Elders has access to the N.C. DENR’s trail-building teams and has worked with area director Tim Johnson to map out a strategy for making the trails at Pinnacle more friendly to the environment and hikers both.
Coward also has ideas about where trails should be, and the town recently formalized a camping policy that will go into effect after three designated campsites are completed. Those are big steps in and of themselves.
In short, while Pinnacle Park has a long list of needs, it’s also a few baby steps away from being in pretty good shape to handle a moderate amount of locally driven traffic, particularly in its lower reaches.
As Coward got back into his truck in the new, roomy gravel parking lot, a truck pulled up and two young backpackers unloaded.
“We came up to do some paddling and stopped at Black Rock Outfitters and asked where we could camp,” said Derek Bradley 22, of Marietta. “And they said, ‘There’s the Pinnacle.’”
Coward whipped out a topographic map of the watershed he had in his truck.

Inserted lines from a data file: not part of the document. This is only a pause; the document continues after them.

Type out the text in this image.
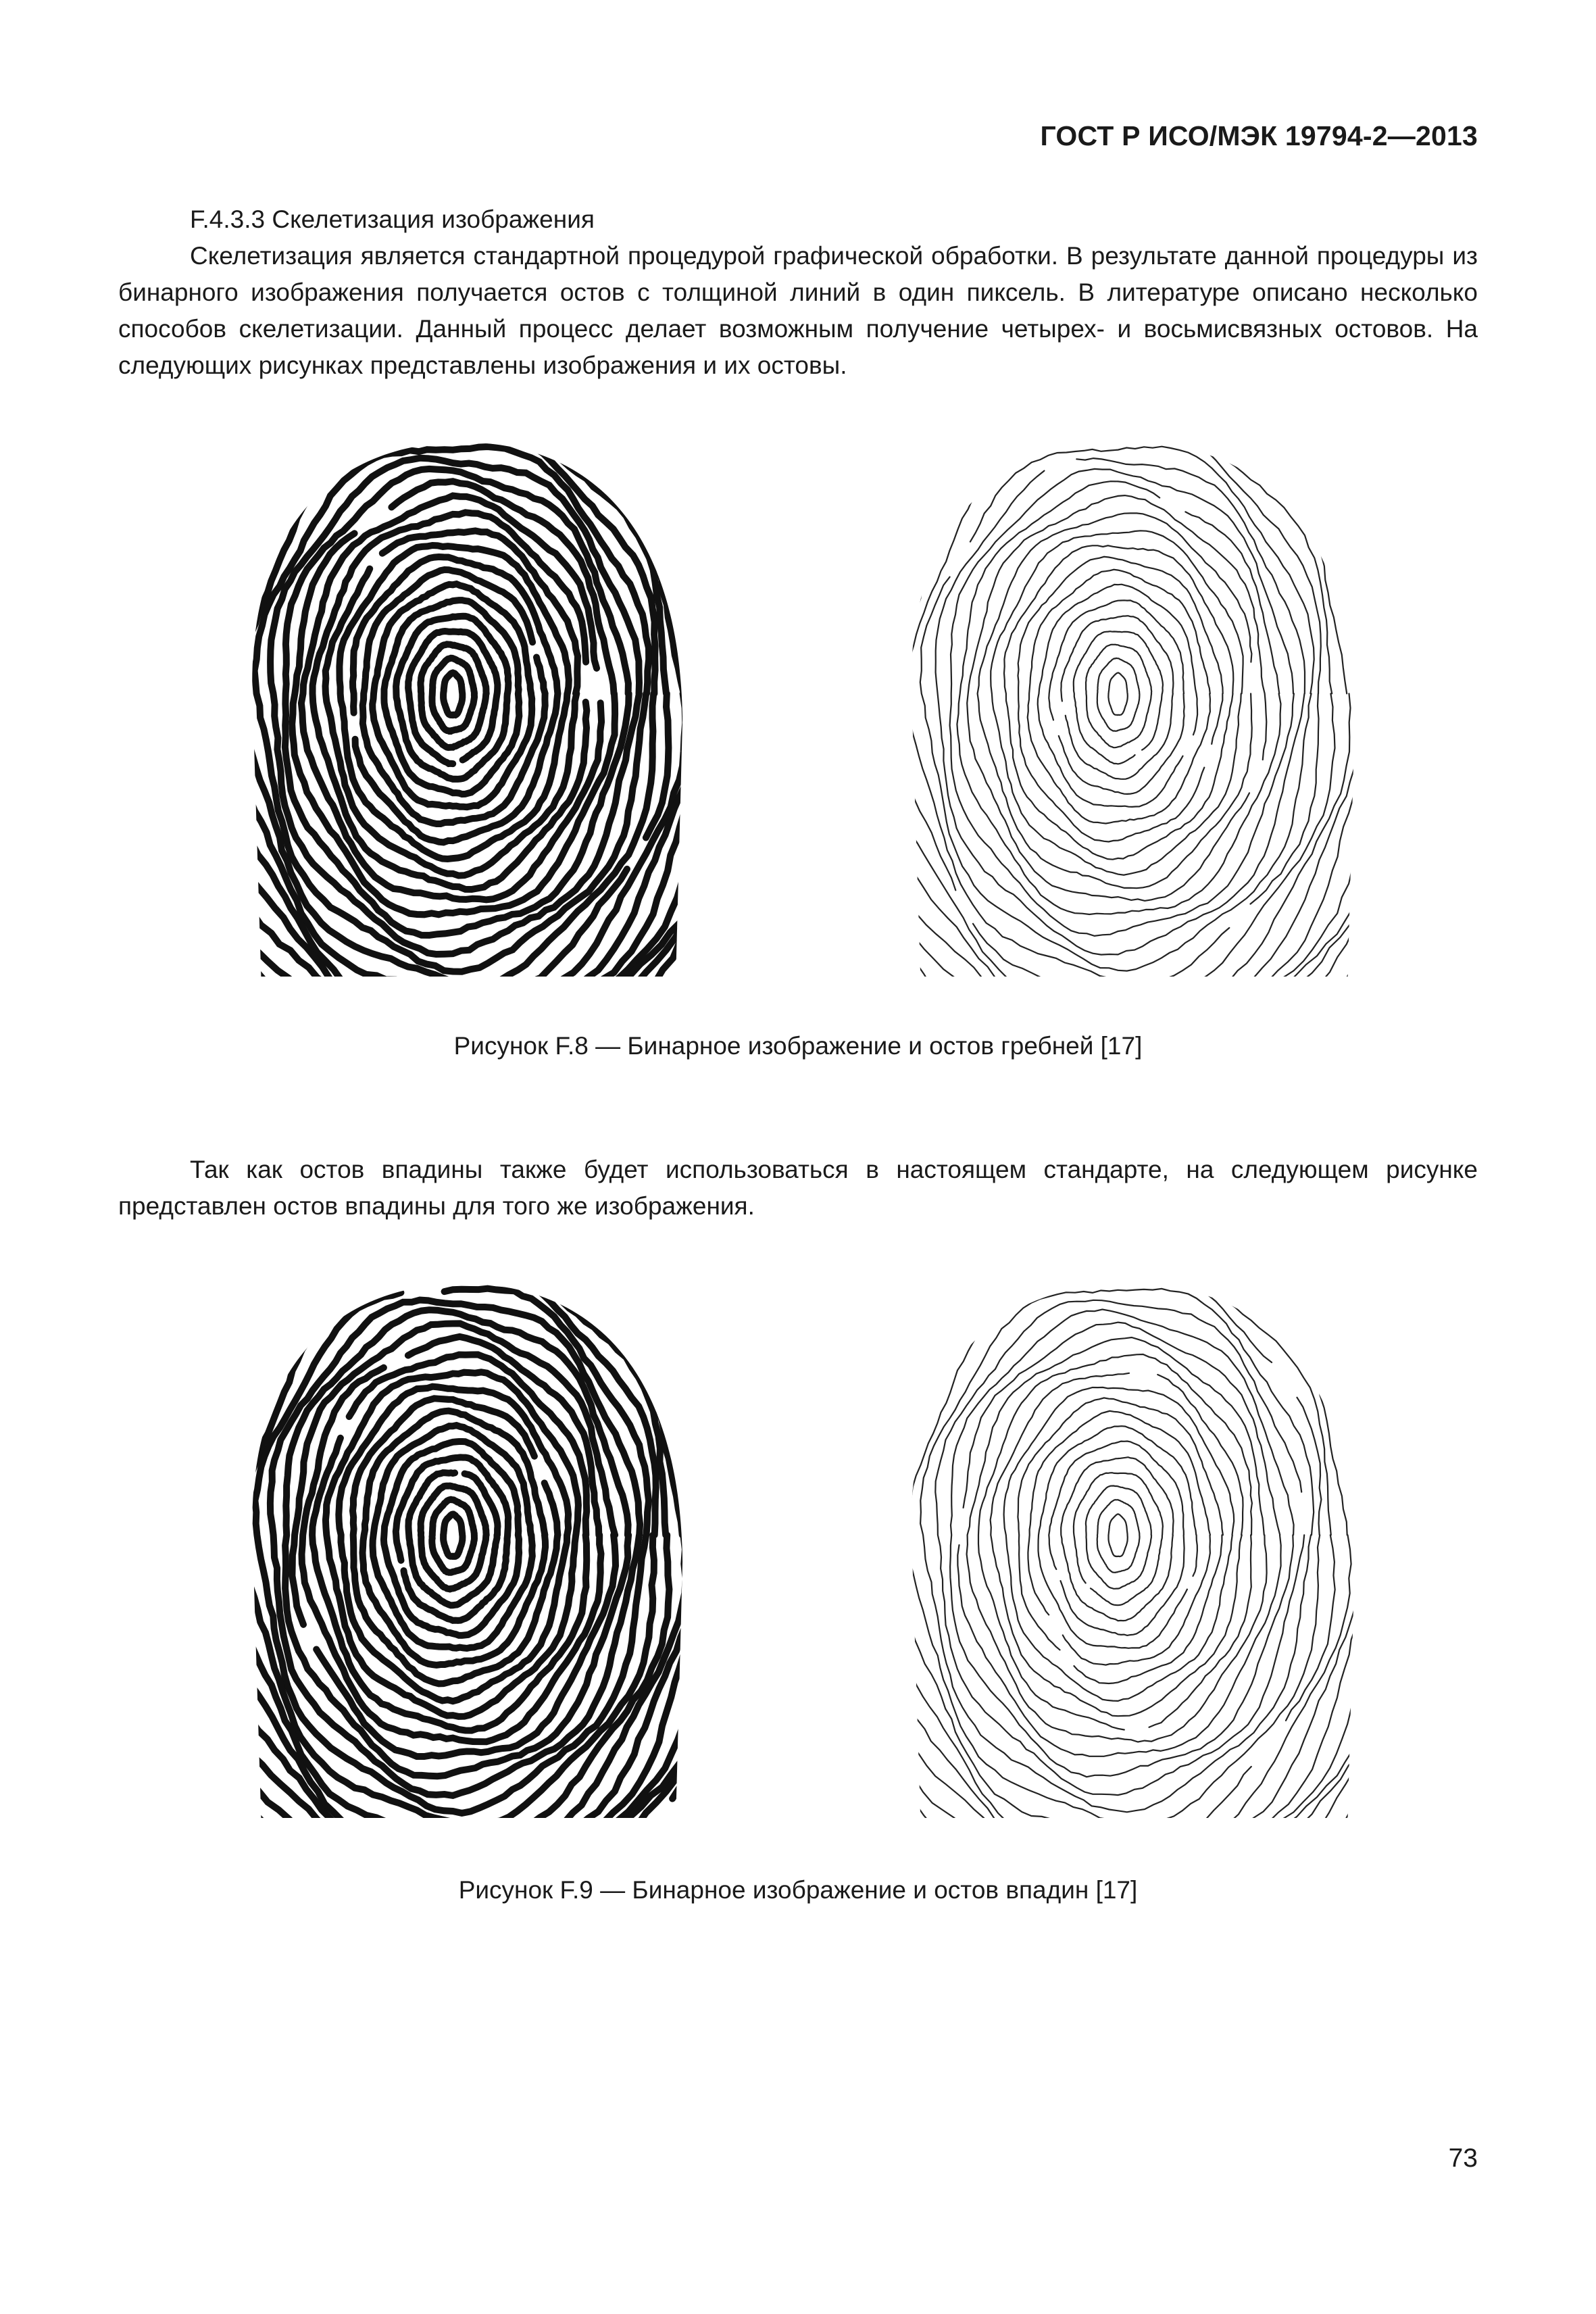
ГОСТ Р ИСО/МЭК 19794-2—2013

F.4.3.3 Скелетизация изображения

Скелетизация является стандартной процедурой графической обработки. В результате данной процедуры из бинарного изображения получается остов с толщиной линий в один пиксель. В литературе описано несколько способов скелетизации. Данный процесс делает возможным получение четырех- и восьмисвязных остовов. На следующих рисунках представлены изображения и их остовы.

Рисунок F.8 — Бинарное изображение и остов гребней [17]

Так как остов впадины также будет использоваться в настоящем стандарте, на следующем рисунке представлен остов впадины для того же изображения.

Рисунок F.9 — Бинарное изображение и остов впадин [17]
73
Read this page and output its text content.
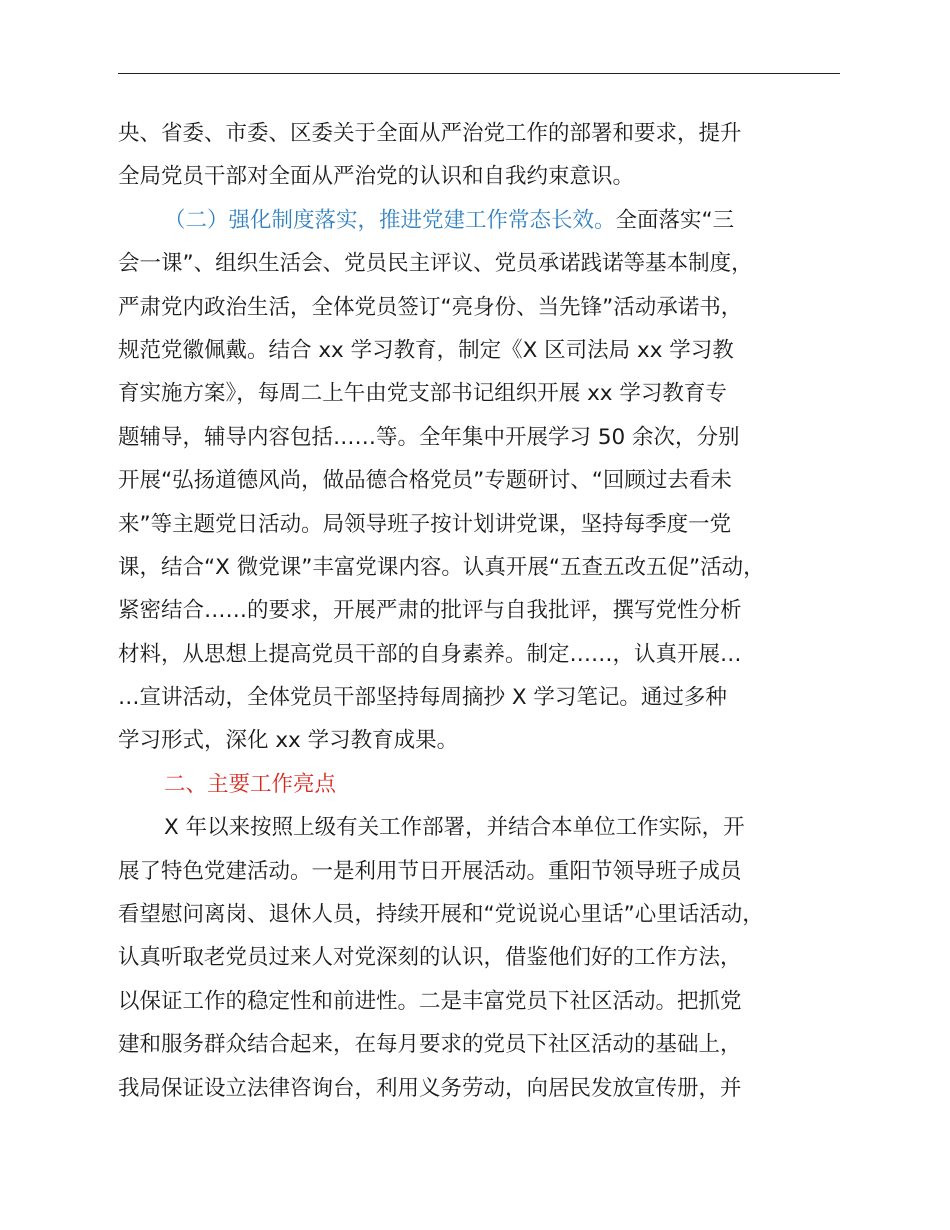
央、省委、市委、区委关于全面从严治党工作的部署和要求，提升
全局党员干部对全面从严治党的认识和自我约束意识。
（二）强化制度落实，推进党建工作常态长效。全面落实“三
会一课”、组织生活会、党员民主评议、党员承诺践诺等基本制度，
严肃党内政治生活，全体党员签订“亮身份、当先锋”活动承诺书，
规范党徽佩戴。结合 xx 学习教育，制定《X 区司法局 xx 学习教
育实施方案》，每周二上午由党支部书记组织开展 xx 学习教育专
题辅导，辅导内容包括……等。全年集中开展学习 50 余次，分别
开展“弘扬道德风尚，做品德合格党员”专题研讨、“回顾过去看未
来”等主题党日活动。局领导班子按计划讲党课，坚持每季度一党
课，结合“X 微党课”丰富党课内容。认真开展“五查五改五促”活动，
紧密结合……的要求，开展严肃的批评与自我批评，撰写党性分析
材料，从思想上提高党员干部的自身素养。制定……，认真开展…
…宣讲活动，全体党员干部坚持每周摘抄 X 学习笔记。通过多种
学习形式，深化 xx 学习教育成果。
二、主要工作亮点
X 年以来按照上级有关工作部署，并结合本单位工作实际，开
展了特色党建活动。一是利用节日开展活动。重阳节领导班子成员
看望慰问离岗、退休人员，持续开展和“党说说心里话”心里话活动，
认真听取老党员过来人对党深刻的认识，借鉴他们好的工作方法，
以保证工作的稳定性和前进性。二是丰富党员下社区活动。把抓党
建和服务群众结合起来，在每月要求的党员下社区活动的基础上，
我局保证设立法律咨询台，利用义务劳动，向居民发放宣传册，并
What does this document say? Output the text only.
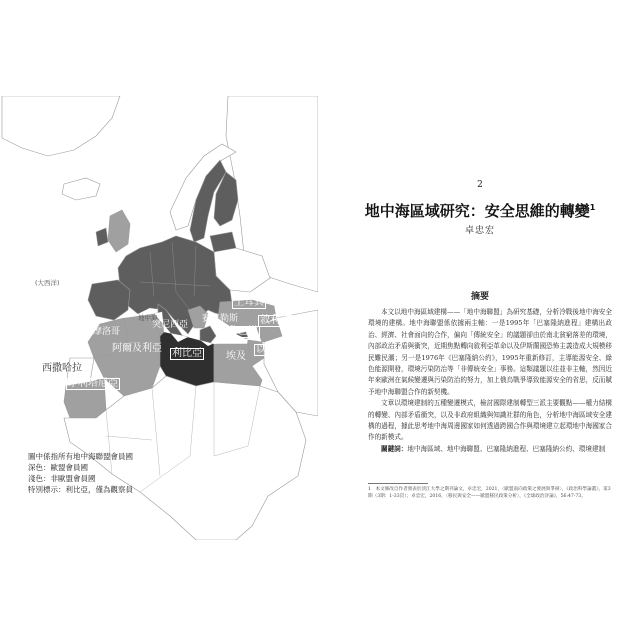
(大西洋)
地中海
土耳其
賽普勒斯 敘利亞
黎巴嫩
以色列
埃及
利比亞
突尼西亞
阿爾及利亞
摩洛哥
西撒哈拉
茅利塔尼亞
圖中係指所有地中海聯盟會員國
深色：歐盟會員國
淺色：非歐盟會員國
特別標示：利比亞，僅為觀察員
2
地中海區域研究：安全思維的轉變$^1$
卓忠宏
摘要

本文以地中海區域建構——「地中海聯盟」為研究基礎，分析冷戰後地中海安全環境的建構。地中海聯盟係依據兩主軸：一是1995年「巴塞隆納進程」建構出政治、經濟、社會面向的合作，偏向「傳統安全」的議題卻由於南北貧窮落差的環境，內部政治矛盾與衝突，近期焦點轉向敘利亞革命以及伊斯蘭國恐怖主義造成大規模移民難民潮；另一是1976年《巴塞隆納公約》，1995年重新修訂，主導能源安全、綠色能源開發，環境污染防治等「非傳統安全」事務。這類議題以往並非主軸，然因近年來歐洲在氣候變遷與污染防治的努力，加上俄烏戰爭導致能源安全的省思，反而賦予地中海聯盟合作的新契機。

文章以環境建制的五種變遷模式，檢討國際建制轉型三派主要觀點——權力結構的轉變、內部矛盾衝突，以及非政府組織與知識社群的角色，分析地中海區域安全建構的過程，據此思考地中海周邊國家如何透過跨國合作與環境建立起環地中海國家合作的新模式。

關鍵詞：地中海區域、地中海聯盟、巴塞隆納進程、巴塞隆納公約、環境建制

1　本文修改自作者發表於淡江大學之期刊論文，卓忠宏，2021，〈歐盟南向政策之發展與爭辯〉，《政治科學論叢》，第3期（3期：1-33頁）；卓忠宏，2016，〈移民與安全——歐盟移民政策分析〉，《全球政治評論》，56:47-73。
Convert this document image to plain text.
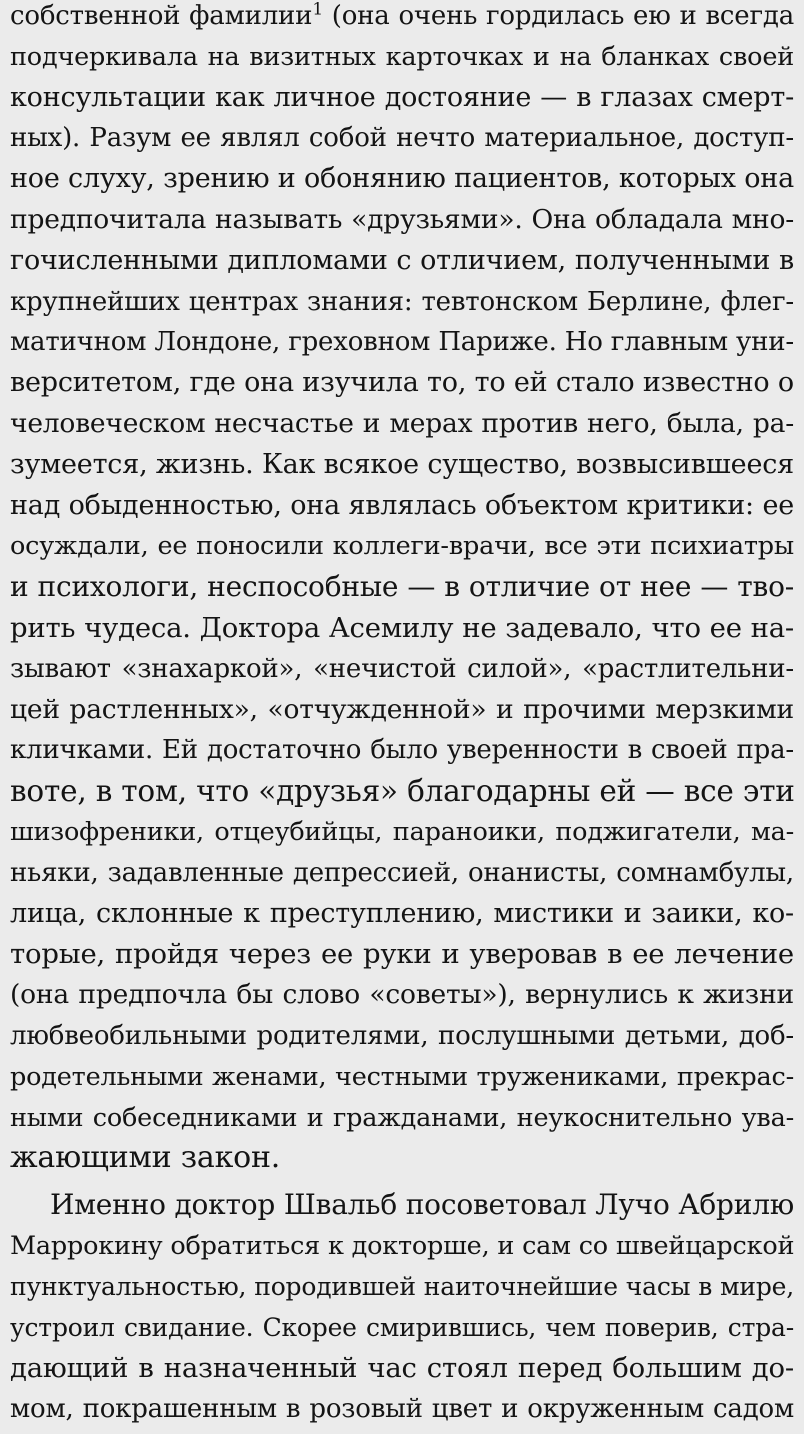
собственной фамилии$^1$ (она очень гордилась ею и всегда
подчеркивала на визитных карточках и на бланках своей
консультации как личное достояние — в глазах смерт-
ных). Разум ее являл собой нечто материальное, доступ-
ное слуху, зрению и обонянию пациентов, которых она
предпочитала называть «друзьями». Она обладала мно-
гочисленными дипломами с отличием, полученными в
крупнейших центрах знания: тевтонском Берлине, флег-
матичном Лондоне, греховном Париже. Но главным уни-
верситетом, где она изучила то, то ей стало известно о
человеческом несчастье и мерах против него, была, ра-
зумеется, жизнь. Как всякое существо, возвысившееся
над обыденностью, она являлась объектом критики: ее
осуждали, ее поносили коллеги-врачи, все эти психиатры
и психологи, неспособные — в отличие от нее — тво-
рить чудеса. Доктора Асемилу не задевало, что ее на-
зывают «знахаркой», «нечистой силой», «растлительни-
цей растленных», «отчужденной» и прочими мерзкими
кличками. Ей достаточно было уверенности в своей пра-
воте, в том, что «друзья» благодарны ей — все эти
шизофреники, отцеубийцы, параноики, поджигатели, ма-
ньяки, задавленные депрессией, онанисты, сомнамбулы,
лица, склонные к преступлению, мистики и заики, ко-
торые, пройдя через ее руки и уверовав в ее лечение
(она предпочла бы слово «советы»), вернулись к жизни
любвеобильными родителями, послушными детьми, доб-
родетельными женами, честными тружениками, прекрас-
ными собеседниками и гражданами, неукоснительно ува-
жающими закон.
Именно доктор Швальб посоветовал Лучо Абрилю
Маррокину обратиться к докторше, и сам со швейцарской
пунктуальностью, породившей наиточнейшие часы в мире,
устроил свидание. Скорее смирившись, чем поверив, стра-
дающий в назначенный час стоял перед большим до-
мом, покрашенным в розовый цвет и окруженным садом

There are no maps sold or distributed locally. He showed Bradley and his friend Brendan Meyers what their options were, and the two spry young men headed up the trail headed for the one and a half hour walk to the Pinnacle.
“The Pinnacle, because it juts right out into the community is sort of an intimate place,” Coward said. “Black Rock is windswept. It really ought to be called Pinnacle.”
And just like that, Coward touched on the secret of the park. It’s an unlabeled green space with close ties to the people and the place.
The park still has plenty of secrets to unfold, like the falls on the West Fork, but for now, its mystery remains a part of its development.
“If it’s just sort of under the radar, it keeps the impact down a little bit,” Coward said, smiling slyly.
How to get there?
The Pinnacle Park trailhead lies at the end of Fisher Creek Road. To get there from Sylva, take Skyland Drive all the way out of town and cross under the Great Smoky Mountain Expressway. Make your second left onto Fisher Creek Road and continue to the end.